L’exercice a également impliqué une collaboration étroite avec les autorités civiles et les services d’urgence. Les forces territoriales ont ainsi travaillé main dans la main avec la police fédérale et régionale, les douanes, les services médicaux du Croissant-Rouge, de la Johanniter et des Malteser, ainsi que les pompiers et le Service technique d’urgence. Cette coopération a-t-elle été réussie ?

Sans aucun doute. Tous les acteurs comprennent l’enjeu : optimiser la synergie entre militaire et civil. C’est d’ailleurs le cœur de la mission, et nous avons pu tester son application dans divers scénarios. Bien sûr, il reste des ajustements à effectuer, mais ils concernent des détails spécifiques.

Les scénarios simulés correspondent-ils à des situations réalistes ?

Absolument. Nous sommes très proches des réalités potentielles et des menaces envisagées. Toutes les opérations de National Guardian visent explicitement à protéger et sécuriser des infrastructures critiques, essentielles au déploiement stratégique de forces nationales et multinationales, tout en collaborant étroitement avec les partenaires civils. Cela s’aligne parfaitement avec les missions définies dans le plan d’opérations national.

Où en est-on aujourd’hui dans le développement des forces de protection territoriale ?

Nous avançons bien dans la formation des six régiments territoriaux planifiés jusqu’à présent. Le nombre de candidats est élevé et la progression des effectifs globale est satisfaisante. Cependant, en revenant au principe de régionalité, plus nous pourrons offrir une présence territoriale large et locale, plus nous attirerons de volontaires. Les citoyens veulent s’investir principalement dans leur région, là où ils vivent et travaillent. Au-delà des directives du plan d’opérations, il est donc nécessaire de dépasser ces six régiments pour établir une couverture régionale plus dense.

Qu’en est-il du volet matériel ?

Nous disposons actuellement d’équipements et de matériels suffisants – armes, véhicules, équipements personnels – pour entraîner les forces territoriales et les préparer partiellement aux opérations. En revanche, nous n’avons pas encore la capacité matérielle intégrale pour engager simultanément l’ensemble des soldats territoriaux sur le terrain, ce qui constitue notre prochain objectif intermédiaire.

Début avril, il a été décidé de rattacher les forces territoriales à l’Armée de terre, compte tenu de leur champ d’action terrestre.

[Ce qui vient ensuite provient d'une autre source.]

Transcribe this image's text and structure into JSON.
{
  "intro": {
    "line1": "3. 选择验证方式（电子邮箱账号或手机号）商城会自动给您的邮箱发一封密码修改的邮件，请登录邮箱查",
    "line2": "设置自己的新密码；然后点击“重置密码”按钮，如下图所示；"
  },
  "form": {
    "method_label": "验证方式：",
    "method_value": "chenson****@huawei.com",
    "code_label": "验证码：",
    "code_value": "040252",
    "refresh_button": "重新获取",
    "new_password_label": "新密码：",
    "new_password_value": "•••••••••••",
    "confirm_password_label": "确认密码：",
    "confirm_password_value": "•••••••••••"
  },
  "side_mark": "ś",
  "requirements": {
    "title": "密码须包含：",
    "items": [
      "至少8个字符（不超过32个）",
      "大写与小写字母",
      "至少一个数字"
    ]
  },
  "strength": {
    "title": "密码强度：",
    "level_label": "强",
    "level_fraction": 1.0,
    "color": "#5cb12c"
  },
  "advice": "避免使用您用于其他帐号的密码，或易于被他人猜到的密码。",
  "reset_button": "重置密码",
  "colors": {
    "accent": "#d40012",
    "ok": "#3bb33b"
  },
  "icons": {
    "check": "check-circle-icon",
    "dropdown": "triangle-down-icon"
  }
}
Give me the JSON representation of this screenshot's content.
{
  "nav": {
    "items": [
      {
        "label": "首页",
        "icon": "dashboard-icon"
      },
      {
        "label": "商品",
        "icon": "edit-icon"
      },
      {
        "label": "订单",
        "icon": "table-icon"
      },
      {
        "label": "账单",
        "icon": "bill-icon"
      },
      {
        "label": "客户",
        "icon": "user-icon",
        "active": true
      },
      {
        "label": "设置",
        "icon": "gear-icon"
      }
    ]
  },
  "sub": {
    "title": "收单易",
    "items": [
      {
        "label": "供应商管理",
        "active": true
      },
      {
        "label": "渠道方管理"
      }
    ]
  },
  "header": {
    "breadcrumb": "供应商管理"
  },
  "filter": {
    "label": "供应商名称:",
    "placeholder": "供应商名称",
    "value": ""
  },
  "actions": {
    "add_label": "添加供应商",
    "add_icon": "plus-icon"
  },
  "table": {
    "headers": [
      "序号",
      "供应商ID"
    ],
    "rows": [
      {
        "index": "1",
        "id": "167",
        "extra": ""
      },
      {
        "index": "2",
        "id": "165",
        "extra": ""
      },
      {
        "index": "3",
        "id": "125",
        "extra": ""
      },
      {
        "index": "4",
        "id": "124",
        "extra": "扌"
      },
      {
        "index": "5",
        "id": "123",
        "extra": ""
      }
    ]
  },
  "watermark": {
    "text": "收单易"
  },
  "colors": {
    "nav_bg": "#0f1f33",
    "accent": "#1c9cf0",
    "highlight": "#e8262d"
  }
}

Quels bénéfices en attendez-vous ?

Cette décision n’est pas une surprise. Le plan d’opérations national prévoit que les forces territoriales soient placées sous le commandement terrestre entre la phase de crise et le déclenchement de conflits, et ce rattachement est anticipé aujourd’hui. L’essentiel est de garantir une transmission fluide et sans pertes d’information dans ce transfert au sein de l’Armée de terre.

Pour conclure, quel message adressez-vous aux citoyens allemands qui envisagent de s’engager dans la protection territoriale face aux défis sécuritaires actuels ?

Je remercie tous ceux qui s’engagent, que ce soit dans des organisations civiles comme le Service technique d’urgence (THW), les pompiers volontaires, la DLRG ou en tant que réservistes dans les forces armées. La protection territoriale offre une opportunité concrète, surtout au niveau régional, de répondre aux enjeux sécuritaires actuels et de contribuer directement à la défense de notre pays, de nos libertés et de notre démocratie. Quel que soit votre parcours, avec ou sans expérience militaire, je vous encourage vivement à rejoindre la protection territoriale et à participer à la sécurité nationale.